There are odes to his musical heroes, such as the guitar jive and dubby bass drive of Richard, which recalls the effect Richard Bona has had on Tabane’s musical sensibility.
“Besides the fact that he’s an excellent bassist, I just watched him from afar,” says Tabane. “He’s into his personal space. Like, backstage, you can’t enter his quiet space, which is what I think makes him so great. His discipline is scary. But other musicians have been so influenced by him as to copy him, so I tend to leave him alone a bit.”
Ngwananga, in which twisting, often sharp drums run against guitars and isolated bass lines, recalls an incident in which Tabane was approached by a healer about finding his inner voice. It stretches back to Tabane’s PedXulu days, which included mentors such as Mabi Thobejane, guitarist Madala Kunene and members of Amampondo.
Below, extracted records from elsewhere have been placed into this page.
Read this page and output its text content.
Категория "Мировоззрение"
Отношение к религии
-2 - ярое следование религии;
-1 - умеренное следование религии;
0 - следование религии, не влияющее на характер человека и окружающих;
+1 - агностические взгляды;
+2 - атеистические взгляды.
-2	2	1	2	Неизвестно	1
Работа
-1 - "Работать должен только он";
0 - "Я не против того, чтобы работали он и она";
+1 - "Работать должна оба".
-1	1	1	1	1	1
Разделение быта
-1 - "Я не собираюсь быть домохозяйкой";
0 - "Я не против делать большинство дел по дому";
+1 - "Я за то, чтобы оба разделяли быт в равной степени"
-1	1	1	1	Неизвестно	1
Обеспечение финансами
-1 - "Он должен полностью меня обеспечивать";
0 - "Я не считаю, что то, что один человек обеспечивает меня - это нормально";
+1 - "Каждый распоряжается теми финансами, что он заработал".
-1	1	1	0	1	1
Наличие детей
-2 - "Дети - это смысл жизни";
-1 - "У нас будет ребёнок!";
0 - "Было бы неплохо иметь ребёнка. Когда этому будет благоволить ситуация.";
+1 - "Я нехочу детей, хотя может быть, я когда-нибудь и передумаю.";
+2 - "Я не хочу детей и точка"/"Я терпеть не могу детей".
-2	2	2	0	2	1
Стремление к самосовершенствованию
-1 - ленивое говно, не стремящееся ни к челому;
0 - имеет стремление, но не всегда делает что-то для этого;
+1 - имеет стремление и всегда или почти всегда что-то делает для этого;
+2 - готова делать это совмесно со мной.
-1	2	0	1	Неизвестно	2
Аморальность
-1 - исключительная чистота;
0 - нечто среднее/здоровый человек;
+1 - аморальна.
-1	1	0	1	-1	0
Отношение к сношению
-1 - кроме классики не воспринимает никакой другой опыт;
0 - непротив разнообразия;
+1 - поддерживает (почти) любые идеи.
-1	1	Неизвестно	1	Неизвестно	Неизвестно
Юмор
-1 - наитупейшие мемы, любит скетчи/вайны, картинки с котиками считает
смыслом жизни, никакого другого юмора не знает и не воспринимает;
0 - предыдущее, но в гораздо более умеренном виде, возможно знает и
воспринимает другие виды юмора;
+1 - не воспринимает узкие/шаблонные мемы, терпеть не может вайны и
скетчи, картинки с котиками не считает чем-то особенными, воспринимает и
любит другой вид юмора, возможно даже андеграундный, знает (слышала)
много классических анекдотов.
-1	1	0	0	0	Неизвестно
In the song, as in others, the voice becomes an abstract and direct instrument, relaying the narrative of the story while also acting out its premise. Another standout is Babatshwenya, a chilling cry against xenophobia that centres Pitori as its rallying point.
Loping, infectious and cyclical, Matjale, especially given the trying circumstances of this year, is Tabane’s stepping into the fray of a commodified and contested malombo sound.
“If we are going to do something, it is either we do it properly or not at all,” says Tabane in an assuming-the-throne sort of way, the pungent smell of charcoal wafting through the Sunday air.
“As one grows, one learns how to stand on one’s own two feet, hence my thing about doing these gigs ekasi. Just get a venue, tell people and they’ll come and support the movement.”
Matjale is being released on September 14 at Victoria Yards, 16 Viljoen Street, Lorentzville, Johannesburg. Doors open at 7pm.